To make sure I understand correctly: did you want to read a `String` and have lots of references to slices within the same string without having to deal with lifetimes? If so, would another variant of `Rc<str>` which supports substrings that also update the same reference count have worked for you? Looking through crates.io, I see multiple libraries that seem to offer this functionality:[1]: https://crates.io/crates/arcstr
[2]: https://crates.io/crates/imstr
forrestthewoods|7 months ago
Let’s pretend I was in C. I would allocate one big flat segment of memory. I’d read the “JSON” text file into this block. Then I’d build an AST of nodes. Each node would be appended into the arena. Object nodes would container a list of pointers to child nodes.
Once I built the AST of nested nodes of varying type I would treat it as constant. I’d use it for a few purposes. And then at some point I would free the chunk of memory in one go.
In C this is trivial. No string copies. No duplicated data. Just a bunch of dirty unsafe pointers. Writing this “safely” is very easy.
In Rust this is… maybe possible. But brutally difficult. I’m pretty good at Rust. I gave up. I don’t recall what exact what wall I hit.
I’m not saying it can’t be done. But I am saying it’s really hard and really gross. It’s radically easier to allocate lots of little Strings and Vecs and Box each nested value.
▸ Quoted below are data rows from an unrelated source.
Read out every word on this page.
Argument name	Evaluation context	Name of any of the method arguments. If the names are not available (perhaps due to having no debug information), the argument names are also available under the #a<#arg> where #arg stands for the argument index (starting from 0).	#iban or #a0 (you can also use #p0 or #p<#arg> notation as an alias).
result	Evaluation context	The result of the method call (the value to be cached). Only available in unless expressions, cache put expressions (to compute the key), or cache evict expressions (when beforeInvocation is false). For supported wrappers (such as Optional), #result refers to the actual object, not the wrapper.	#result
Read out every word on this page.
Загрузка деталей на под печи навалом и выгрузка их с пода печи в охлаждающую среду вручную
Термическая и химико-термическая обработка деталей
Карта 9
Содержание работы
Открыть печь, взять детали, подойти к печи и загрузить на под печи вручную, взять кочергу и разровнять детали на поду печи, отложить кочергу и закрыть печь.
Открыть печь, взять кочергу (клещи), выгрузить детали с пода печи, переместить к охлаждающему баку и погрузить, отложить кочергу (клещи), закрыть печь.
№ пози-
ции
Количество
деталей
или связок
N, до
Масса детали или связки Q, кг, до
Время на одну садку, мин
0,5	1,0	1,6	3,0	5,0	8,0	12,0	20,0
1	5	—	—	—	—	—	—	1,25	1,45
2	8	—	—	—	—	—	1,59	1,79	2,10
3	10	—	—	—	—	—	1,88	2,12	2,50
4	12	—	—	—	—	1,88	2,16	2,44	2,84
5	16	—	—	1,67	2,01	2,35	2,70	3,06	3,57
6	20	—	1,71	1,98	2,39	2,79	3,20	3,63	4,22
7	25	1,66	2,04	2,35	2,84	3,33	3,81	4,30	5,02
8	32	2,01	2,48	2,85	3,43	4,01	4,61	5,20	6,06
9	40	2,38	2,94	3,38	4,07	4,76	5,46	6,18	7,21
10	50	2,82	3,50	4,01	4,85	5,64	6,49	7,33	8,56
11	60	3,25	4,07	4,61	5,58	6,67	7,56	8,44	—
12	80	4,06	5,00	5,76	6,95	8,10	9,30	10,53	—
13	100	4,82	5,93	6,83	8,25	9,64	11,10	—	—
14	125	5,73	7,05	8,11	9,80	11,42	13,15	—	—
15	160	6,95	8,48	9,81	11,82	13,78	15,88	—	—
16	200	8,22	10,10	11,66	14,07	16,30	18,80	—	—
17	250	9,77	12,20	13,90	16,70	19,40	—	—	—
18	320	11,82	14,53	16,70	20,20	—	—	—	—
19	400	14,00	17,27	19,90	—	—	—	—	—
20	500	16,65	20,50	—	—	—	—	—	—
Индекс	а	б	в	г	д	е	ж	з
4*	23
And then free them all one-by-one.
lokeg|7 months ago
rstuart4133|7 months ago
It was a bit of effort, but it can't be that difficult given it's my first non-toy Rust program and it wasn't that hard to get going. I'd written maybe 50 training exercises in Rust before that, over the years. Yes, the same thing in C would have been faster and easier to write (I've written many 100's of thousands of lines of C over the years), but I'm not sure it would of worked the day after it compiled.
I also had to build a 2nd parser that looked at maybe 100 lines. It was clone() all the way down for that one because I could afford the cost. I think that was easier to write in Rust than C, mostly because of the very good standard library Rust comes with.